You can tell it's the future because you can manipulate holograms with only your hands. 

You can tell it's the future because you can manipulate holograms with only your hands. 

Warning: Mild spoilers follow

Eva is the rare treat on Netflix, the kind of film that you add to your queue and leave there for several months (or has it been years?) until one day you feel like checking it out and wish you had taken a chance on it sooner. 

Daniel Bruhl (who I am glad is getting more exposure recently, because he's excellent) plays Alex Garel, a robotics engineer who is moving back to his hometown for the first time in ten years in order to help his former university design a new line of robotic child. Alex is a prodigy when it comes to robot design, as evidenced by the robotic cat that he designs that follows him everywhere. It's not really clear why the university wants to design a robotic child, but there you go. Alex left home under somewhat mysterious circumstances, but we find out that it had something to do with a failed relationship with Lana (Marta Etura), his former lover who is now his brother David's (Alberto Ammann) wife. I know....awwwwwkwwaaaarrrrd.... 

But there's still ice skating in the future, so that's good.

But there's still ice skating in the future, so that's good.

Alex (and the film, by extension) has a somewhat dismissive view of most children - "Use a boring child, and you get a boring robot," he tells Julia (Anne Canovas), the woman who has hired him - but he is entranced by Eva (Claudia Vega), a ten year old girl he finds as he's cruising past the school playground, which is not creepy at all. Eva calls him out on it, though, and the two strike up a conversation, only for Alex to discover later that Eva is actually his niece. It also is not weird that he offers Eva a piece of candy. He's really good not being weird around children. Anyway, Alex wants to use Eva as the not-boring muse for his new robot, and the two strike up an endearing friendship. Eva, as the child, is of course the only person who can get the normally stoic Alex to smile, but things are made a little more complicated by the whole he-used-to-be-in-love-with-Eva's-mother thing.

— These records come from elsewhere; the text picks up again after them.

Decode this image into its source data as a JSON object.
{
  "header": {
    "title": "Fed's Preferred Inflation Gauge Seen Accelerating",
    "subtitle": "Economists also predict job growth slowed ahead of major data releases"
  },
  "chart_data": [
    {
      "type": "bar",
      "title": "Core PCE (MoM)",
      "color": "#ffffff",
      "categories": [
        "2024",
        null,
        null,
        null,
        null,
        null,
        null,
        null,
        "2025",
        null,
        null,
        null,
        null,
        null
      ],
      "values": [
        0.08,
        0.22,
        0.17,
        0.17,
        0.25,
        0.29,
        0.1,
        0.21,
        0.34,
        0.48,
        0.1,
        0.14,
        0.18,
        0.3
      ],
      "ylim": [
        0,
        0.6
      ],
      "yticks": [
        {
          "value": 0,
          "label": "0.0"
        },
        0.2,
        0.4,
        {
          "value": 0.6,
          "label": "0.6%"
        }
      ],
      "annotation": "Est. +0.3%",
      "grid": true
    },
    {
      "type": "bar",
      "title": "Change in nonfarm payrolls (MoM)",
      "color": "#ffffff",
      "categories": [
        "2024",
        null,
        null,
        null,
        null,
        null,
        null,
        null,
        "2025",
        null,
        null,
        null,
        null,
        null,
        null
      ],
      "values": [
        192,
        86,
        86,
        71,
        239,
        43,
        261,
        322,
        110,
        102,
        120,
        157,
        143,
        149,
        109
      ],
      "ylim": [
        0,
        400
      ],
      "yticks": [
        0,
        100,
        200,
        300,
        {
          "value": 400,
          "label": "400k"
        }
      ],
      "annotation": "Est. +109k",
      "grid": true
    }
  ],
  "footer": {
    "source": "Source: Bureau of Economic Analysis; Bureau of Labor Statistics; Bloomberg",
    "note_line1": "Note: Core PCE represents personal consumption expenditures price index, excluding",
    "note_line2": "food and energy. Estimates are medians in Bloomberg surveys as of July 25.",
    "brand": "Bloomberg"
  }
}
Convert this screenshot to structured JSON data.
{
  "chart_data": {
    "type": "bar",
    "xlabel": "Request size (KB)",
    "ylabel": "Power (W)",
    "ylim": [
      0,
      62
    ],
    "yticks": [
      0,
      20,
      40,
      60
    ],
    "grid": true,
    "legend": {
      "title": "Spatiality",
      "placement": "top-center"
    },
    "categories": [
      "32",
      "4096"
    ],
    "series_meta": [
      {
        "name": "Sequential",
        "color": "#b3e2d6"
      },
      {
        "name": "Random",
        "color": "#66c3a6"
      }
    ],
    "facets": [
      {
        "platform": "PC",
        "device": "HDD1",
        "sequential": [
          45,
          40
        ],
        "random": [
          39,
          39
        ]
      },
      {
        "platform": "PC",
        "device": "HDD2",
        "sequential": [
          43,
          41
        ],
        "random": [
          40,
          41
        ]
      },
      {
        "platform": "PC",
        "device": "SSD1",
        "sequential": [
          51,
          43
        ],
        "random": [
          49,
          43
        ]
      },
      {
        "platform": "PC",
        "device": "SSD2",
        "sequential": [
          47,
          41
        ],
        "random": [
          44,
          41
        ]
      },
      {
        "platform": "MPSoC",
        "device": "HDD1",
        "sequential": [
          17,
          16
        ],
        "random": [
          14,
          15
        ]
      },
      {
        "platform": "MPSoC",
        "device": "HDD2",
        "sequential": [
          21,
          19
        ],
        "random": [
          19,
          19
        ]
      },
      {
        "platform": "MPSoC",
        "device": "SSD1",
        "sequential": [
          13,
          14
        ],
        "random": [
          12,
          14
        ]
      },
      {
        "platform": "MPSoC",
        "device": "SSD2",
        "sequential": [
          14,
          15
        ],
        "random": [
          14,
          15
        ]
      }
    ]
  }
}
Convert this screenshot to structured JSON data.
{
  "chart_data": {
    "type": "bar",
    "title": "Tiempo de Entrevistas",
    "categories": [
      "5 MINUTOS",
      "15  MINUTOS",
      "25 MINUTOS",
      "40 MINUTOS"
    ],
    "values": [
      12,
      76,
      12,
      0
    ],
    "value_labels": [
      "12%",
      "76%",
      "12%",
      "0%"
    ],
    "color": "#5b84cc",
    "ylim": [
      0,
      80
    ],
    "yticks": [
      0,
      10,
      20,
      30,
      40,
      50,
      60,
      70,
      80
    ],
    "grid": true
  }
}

A few predictable twists, all but standard in a film like this, don't distract from the overall heart. While Eva may not dive as deep into the nature of human existence as most android-centric films tend to do, it chooses instead to build relationships, particularly between Alex and Eva. It also does a good job of revealing the family circumstances behind Alex's departure gradually, which adds to some of the suspense. 

My one issue was with the robots themselves, specifically the childlike prototype that Alex tinkers away on. It's voice and movements are such that, I have to tell you, if I saw it walking around my house in the middle of the night I'd probably reduce to a pile of sprockets real quick. 

Bicentennial Man meets Crash-test dummy.

Bicentennial Man meets Crash-test dummy.

Even still, the final twenty minutes or so of the movie pack an emotional punch credited to the relationship building that happened before it. It may not leave you cheering, but it will leave you with more than a few things to think about.